Unveiling capacity limitations of MnO2 in rechargeable Zn chemistry

Abstract

Aqueous Zn–MnO₂ batteries with mildly acidic electrolytes deliver attractive experimental capacities, however the underlying mechanisms remain elusive, particularly regarding the interactions of Zn²⁺ and H⁺ with MnO₂, as well as the formation of Mn²⁺ and Zn₄SO₄(OH)₆·xH₂O (ZSH). Although these products are compatible with a two-electron dissolution mechanism, the observed first-discharge capacity is limited to approximately 300 mA h g⁻¹ MnO₂, close to that of a one-electron reaction. To address this contradiction, commonly used α-MnO₂ nanowires were chosen as cathode material and investigated by a systematic multimodal and multiscale approach under operando or ex situ conditions to analyze the processes that occur during the first discharge.
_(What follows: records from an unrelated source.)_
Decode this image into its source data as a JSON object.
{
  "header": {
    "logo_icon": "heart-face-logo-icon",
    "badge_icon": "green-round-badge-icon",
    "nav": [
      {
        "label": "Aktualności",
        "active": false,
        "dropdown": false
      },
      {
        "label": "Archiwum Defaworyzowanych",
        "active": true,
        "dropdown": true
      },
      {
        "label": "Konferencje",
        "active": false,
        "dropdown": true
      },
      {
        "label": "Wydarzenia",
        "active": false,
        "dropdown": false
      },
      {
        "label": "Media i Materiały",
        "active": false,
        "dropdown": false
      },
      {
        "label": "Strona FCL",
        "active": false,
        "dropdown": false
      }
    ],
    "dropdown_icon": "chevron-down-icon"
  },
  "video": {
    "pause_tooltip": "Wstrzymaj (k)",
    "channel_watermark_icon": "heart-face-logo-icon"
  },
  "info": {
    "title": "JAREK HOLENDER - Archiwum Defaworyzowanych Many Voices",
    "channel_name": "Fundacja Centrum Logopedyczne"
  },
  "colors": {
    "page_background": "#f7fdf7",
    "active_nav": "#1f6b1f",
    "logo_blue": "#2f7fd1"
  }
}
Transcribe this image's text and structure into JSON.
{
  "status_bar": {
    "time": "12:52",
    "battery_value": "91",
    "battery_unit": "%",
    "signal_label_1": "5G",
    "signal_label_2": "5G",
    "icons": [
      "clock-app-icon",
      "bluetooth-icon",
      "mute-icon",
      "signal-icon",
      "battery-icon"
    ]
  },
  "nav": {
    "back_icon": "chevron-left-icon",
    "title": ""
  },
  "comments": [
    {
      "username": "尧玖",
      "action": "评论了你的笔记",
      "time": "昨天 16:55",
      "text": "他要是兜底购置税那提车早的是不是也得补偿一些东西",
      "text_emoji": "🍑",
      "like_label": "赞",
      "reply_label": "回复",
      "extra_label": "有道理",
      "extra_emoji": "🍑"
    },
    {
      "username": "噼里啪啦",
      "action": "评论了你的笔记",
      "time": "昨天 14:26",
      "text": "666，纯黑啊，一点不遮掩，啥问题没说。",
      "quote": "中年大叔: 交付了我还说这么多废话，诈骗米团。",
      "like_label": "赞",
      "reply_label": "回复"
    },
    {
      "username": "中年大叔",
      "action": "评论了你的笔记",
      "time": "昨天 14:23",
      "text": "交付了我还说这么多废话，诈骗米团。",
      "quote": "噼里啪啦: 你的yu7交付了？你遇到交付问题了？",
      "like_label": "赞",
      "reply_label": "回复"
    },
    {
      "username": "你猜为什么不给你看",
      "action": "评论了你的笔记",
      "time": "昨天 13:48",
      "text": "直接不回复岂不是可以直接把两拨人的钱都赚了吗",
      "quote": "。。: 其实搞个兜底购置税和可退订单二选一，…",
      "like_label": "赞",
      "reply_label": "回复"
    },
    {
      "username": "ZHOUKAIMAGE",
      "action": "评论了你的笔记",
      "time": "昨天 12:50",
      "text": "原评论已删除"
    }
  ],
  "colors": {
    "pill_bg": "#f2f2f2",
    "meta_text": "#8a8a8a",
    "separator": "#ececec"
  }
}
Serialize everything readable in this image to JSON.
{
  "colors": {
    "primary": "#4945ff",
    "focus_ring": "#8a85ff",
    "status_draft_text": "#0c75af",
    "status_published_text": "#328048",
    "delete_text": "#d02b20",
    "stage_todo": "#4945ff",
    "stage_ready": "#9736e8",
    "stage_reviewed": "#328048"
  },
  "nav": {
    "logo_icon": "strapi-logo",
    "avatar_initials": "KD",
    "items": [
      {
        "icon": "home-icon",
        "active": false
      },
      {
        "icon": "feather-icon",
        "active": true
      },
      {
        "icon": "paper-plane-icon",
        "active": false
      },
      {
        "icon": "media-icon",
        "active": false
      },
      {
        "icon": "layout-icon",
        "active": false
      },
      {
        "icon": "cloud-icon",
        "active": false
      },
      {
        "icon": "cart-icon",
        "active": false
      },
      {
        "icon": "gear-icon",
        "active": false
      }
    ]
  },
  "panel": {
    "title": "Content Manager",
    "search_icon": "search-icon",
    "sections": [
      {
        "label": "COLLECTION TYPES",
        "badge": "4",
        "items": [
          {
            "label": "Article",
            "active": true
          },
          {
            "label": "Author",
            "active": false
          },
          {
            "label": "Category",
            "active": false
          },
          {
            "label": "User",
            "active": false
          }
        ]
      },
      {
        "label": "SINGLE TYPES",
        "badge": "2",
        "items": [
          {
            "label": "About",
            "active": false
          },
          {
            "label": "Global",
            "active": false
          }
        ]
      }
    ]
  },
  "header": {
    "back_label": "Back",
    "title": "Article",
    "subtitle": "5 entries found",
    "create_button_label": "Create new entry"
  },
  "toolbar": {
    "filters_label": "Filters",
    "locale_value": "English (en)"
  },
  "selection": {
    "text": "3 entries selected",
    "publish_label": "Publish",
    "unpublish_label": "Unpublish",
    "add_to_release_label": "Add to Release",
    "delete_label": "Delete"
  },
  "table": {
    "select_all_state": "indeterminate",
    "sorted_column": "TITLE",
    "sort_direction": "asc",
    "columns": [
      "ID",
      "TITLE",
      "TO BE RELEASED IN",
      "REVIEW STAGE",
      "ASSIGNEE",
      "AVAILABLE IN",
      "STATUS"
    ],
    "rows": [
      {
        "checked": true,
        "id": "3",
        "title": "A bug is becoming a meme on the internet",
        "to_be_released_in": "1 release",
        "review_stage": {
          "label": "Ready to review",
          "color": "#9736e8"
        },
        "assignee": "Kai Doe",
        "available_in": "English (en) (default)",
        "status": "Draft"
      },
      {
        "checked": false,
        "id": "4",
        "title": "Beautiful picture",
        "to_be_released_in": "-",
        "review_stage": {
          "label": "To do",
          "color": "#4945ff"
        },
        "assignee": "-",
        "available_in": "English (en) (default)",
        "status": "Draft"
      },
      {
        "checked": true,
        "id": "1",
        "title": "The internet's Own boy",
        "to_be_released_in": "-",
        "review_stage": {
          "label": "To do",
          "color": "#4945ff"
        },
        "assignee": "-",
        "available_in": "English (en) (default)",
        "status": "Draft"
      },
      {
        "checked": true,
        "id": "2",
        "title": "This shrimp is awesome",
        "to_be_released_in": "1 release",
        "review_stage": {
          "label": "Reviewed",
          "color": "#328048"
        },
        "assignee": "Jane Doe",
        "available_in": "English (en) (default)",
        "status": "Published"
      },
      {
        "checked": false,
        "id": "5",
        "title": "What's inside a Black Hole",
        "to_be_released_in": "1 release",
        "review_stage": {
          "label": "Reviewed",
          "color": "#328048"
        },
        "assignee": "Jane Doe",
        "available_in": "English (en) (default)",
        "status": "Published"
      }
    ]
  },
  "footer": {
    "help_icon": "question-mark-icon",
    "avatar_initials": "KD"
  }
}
MnO₂ dissolution into Mn²⁺ and ZSH precipitation were confirmed, and the formation of a disordered phase at the nanowire surface with the accumulation of Mn(III) was detected. An in-depth analysis indicates that such Mn(III) species correspond to protonated corner-sharing MnO₂ octahedra, which, unlike the edge-sharing ones, are hindered from undergoing disproportion, limiting the MnO₂ dissolution and explaining the reduced capacity. This comprehensive mechanistic understanding opens new pathways for the selection of the most appropriate MnO₂ phases and the optimization of electrodes to improve the performance of aqueous Zn–MnO₂ battery systems.